In the world of best-selling authors, Aiden Ruskin is at the top for the fifth year in a row. He has everything he wanted from life – a nice house, an insanely expensive sports car, world-wide recognition and legions of adoring fans. The only thing he lacks is a life, but that’s the price he’s accepted – until now.
Starring down the gauntlet of the sixth book in a series he never wanted to write, Aiden is tempted to give it all up and walk away. Better yet, run. But the voices just won’t let him. And the more people ask where the ideas come from, the more Aiden has to face that they might not be coming from within him. Then comes the worst day of his life – the day the voices stop – and Aiden has to figure out who he is without them. And what he’ll sacrifice this time to make them come back…
The Main Characters:
Aiden Ruskin (MMC): A past athlete and current desk-jockey, he had a face that had been unmemorable in the gauntness of youth and now was being pushed into complete anonymity by budding fleshiness. His glasses were what that drew the eye – thick black frames supported by a thin nose, under weathered cedar hair. Without them he passed without notice; with them the eye was at least drawn to parse the features behind them. Usually the observer was disappointed to not find an adult Harry Potter, but at least an attempt at identification had been made.

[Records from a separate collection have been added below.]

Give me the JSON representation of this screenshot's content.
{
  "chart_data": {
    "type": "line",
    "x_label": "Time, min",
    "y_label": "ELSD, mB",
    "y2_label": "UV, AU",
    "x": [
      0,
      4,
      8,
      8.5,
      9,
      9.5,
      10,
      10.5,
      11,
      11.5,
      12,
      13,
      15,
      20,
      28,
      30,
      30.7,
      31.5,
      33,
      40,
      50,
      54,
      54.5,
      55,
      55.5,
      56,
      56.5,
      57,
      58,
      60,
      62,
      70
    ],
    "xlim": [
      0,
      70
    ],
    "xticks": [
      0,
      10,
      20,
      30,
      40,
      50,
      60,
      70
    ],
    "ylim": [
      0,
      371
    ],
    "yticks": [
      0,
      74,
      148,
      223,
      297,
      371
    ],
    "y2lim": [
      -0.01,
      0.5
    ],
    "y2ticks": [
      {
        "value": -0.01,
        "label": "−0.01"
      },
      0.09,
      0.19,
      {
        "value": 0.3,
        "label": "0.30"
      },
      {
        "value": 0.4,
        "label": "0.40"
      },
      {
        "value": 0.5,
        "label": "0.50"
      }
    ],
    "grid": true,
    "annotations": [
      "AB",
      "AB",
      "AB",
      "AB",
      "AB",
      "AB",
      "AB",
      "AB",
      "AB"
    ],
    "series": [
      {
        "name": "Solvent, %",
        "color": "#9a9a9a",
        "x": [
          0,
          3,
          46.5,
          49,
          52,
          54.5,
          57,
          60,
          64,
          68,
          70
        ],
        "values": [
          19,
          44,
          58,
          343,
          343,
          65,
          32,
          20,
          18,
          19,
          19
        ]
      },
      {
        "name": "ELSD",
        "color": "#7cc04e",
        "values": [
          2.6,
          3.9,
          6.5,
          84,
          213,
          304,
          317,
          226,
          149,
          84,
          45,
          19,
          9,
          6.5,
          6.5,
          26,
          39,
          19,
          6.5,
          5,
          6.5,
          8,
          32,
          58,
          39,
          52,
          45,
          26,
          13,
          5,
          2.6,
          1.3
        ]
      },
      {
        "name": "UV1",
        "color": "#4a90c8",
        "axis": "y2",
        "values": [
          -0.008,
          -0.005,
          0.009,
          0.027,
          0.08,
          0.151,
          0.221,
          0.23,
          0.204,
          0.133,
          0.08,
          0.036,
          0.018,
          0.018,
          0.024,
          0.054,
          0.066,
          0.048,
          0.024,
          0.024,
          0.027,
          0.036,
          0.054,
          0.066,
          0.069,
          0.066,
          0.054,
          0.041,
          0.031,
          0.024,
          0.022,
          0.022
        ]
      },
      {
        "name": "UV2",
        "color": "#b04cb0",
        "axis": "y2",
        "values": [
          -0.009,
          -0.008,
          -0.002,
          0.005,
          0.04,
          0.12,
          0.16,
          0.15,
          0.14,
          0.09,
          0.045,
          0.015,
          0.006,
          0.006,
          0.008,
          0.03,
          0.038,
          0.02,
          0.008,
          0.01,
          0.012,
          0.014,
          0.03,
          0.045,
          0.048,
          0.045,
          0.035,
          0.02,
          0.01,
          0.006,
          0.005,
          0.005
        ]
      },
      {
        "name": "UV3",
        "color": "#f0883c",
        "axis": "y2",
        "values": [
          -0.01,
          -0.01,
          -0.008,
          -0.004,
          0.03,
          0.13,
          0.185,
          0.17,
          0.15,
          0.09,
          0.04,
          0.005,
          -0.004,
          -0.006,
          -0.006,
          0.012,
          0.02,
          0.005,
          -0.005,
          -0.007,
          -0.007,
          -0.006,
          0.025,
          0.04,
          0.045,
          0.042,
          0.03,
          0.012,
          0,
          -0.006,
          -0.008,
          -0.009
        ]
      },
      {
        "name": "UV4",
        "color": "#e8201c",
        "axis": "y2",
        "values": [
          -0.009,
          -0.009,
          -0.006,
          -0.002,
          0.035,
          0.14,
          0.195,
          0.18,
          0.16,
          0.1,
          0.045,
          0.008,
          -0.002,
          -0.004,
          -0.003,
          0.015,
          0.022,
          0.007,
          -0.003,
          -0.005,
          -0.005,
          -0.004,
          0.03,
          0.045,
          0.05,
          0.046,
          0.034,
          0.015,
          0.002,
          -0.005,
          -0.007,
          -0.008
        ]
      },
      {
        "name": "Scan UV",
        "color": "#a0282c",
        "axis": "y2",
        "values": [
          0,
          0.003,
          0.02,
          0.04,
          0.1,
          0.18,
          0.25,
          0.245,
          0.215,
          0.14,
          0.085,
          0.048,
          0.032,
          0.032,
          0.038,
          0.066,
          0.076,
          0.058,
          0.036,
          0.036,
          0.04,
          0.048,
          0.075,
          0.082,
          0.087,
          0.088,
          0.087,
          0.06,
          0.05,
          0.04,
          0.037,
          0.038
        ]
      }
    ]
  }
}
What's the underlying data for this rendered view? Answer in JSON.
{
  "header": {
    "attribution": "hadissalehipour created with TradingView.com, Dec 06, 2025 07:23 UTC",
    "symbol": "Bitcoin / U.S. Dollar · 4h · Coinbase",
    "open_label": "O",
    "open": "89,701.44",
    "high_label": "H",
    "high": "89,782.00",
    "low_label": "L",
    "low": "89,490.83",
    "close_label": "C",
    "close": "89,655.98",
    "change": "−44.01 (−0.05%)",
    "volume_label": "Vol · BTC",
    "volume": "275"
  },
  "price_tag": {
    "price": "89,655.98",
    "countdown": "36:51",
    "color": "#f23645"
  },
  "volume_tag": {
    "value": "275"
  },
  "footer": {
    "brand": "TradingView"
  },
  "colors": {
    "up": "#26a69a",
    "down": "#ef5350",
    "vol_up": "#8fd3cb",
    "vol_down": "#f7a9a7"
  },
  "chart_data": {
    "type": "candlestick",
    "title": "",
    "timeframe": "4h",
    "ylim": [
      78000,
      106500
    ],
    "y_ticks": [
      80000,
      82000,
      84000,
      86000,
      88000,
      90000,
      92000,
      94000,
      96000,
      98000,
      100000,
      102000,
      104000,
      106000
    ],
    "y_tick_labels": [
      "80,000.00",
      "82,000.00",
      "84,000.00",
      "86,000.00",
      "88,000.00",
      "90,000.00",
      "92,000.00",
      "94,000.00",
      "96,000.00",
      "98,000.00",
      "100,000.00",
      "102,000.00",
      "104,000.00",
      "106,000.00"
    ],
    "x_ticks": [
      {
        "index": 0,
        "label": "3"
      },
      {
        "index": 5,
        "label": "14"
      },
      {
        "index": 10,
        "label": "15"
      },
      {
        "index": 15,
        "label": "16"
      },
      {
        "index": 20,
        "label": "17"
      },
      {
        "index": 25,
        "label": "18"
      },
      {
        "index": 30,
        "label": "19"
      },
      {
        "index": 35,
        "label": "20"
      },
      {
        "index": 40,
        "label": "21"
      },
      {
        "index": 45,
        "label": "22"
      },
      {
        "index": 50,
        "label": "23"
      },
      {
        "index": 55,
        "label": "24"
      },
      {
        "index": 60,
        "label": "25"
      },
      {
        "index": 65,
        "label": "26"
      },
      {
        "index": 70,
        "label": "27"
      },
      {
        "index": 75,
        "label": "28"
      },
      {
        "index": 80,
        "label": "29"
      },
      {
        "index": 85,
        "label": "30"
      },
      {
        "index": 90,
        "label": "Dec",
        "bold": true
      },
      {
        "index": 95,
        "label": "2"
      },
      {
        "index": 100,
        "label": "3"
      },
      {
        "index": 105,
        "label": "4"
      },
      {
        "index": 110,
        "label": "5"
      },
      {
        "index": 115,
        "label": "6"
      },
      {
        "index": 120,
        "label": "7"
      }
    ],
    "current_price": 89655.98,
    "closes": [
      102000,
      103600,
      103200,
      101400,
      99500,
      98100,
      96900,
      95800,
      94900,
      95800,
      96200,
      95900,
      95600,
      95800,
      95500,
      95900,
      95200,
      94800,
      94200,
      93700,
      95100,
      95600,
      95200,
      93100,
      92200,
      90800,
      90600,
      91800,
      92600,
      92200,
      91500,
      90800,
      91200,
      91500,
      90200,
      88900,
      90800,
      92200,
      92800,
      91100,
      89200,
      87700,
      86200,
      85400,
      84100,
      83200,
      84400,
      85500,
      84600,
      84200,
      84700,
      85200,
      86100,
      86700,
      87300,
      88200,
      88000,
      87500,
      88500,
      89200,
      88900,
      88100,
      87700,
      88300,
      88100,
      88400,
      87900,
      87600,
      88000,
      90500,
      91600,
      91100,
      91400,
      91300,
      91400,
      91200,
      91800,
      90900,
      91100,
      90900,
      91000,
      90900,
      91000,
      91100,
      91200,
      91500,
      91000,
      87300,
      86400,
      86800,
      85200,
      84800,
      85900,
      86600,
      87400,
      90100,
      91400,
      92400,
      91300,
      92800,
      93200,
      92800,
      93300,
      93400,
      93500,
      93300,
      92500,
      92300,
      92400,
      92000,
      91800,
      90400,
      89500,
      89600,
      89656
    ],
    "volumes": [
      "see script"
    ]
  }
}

Holmes (MC-cat): At first you think it’s a battered Tijuana souvenir, or one of those tacky yet surprisingly lifelike Sandicast statues from the 90’s. There is a flat, dead quality to the striped orange pelt, irregular gaps and tufts of white scattered among the ginger helping the overall impression of battered clay. And yet the jut of bones that distort the fur and the unmistakable smell of halitosis and poor digestion makes you turn to the man behind the desk and ask “Is your cat OK?”
Bet Lindberg (FMC-fictional character): Her makeup was applied like war-paint – not thickly but with precision and purpose. Mascara and black eye-shadow circled sapphire eyes. Black lipstick hid the natural color of her lips, but not their fullness. The rest of her features were naked, but cosmetics were not needed to accentuate the narrow nose and delicate chin. But the impression that she could have been a beauty-queen like her mother ended at her hairline, where a mess of scars and indentations were fully exposed by a carefully shaved scalp. Her black-rooted pink-tipped mohawk arched deliberately away from the old wound – a hairstyle her therapist had definite opinions about.